そんな毎日を数年続けて、「このままではダメだ」と自分でストップをかけた。自然の摂理が働いたんだろうか。今すぐ体の修復をしないと、これ以上は危ないと感じた。

その仕事を辞めて、自分の好きなことに没頭して過ごしてみた。
私の甲羅干しだったんだろう。

心身共に元気というか、落ち着いて穏やかになった。

体が資本というのがよくわかった。
そして、もう少し深い意味で、体の大切さを感じるようになった。

自分の心が遠いなと感じていた時は、その心を取り戻すための参考書ばかり読み漁った。

だけど、今にして思えば、体調が整ったと同時に自分の心が戻って来たような気がするのだ。

あくまでも私の体感しているところ。
体の尊さを、40過ぎて知った気がする。

『かめの遠足』(サビの歌詞)

♪のんびり行こう のんびり行こう 急いで行くと すぐ終わるだろう
のんびり行こう のんびり行こう ゆっくり行けば まだまだ続く

(作詞:新沢としひこ作詞 作曲:中川ひろたか)

大好きなカメの歌。

急ぐことはない。
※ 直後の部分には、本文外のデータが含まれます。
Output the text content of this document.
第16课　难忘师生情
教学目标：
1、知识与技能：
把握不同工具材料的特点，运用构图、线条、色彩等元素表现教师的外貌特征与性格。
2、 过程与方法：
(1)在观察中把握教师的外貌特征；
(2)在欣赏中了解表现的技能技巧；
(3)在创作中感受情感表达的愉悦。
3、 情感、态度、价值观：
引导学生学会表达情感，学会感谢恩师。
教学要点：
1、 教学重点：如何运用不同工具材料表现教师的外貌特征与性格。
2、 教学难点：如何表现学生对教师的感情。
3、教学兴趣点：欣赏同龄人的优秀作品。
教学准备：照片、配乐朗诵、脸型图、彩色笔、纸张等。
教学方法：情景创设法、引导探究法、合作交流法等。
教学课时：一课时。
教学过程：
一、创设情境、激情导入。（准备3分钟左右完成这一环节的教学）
自分のペースで行けばいいのだと教えてくれた曲。

カメは足が遅い。
カメは足は遅いけど、硬い甲羅を持っている。足が遅くて敵から逃げられなくても、全部ひっこめて守りに徹する。

与えられているものを活かして生きるのが、いいんだろうな。

自分を好きだと思ったことはないけれど、甲羅干ししているカメを、のんびり眺めている自分でいるのは……

いいなぁと思う。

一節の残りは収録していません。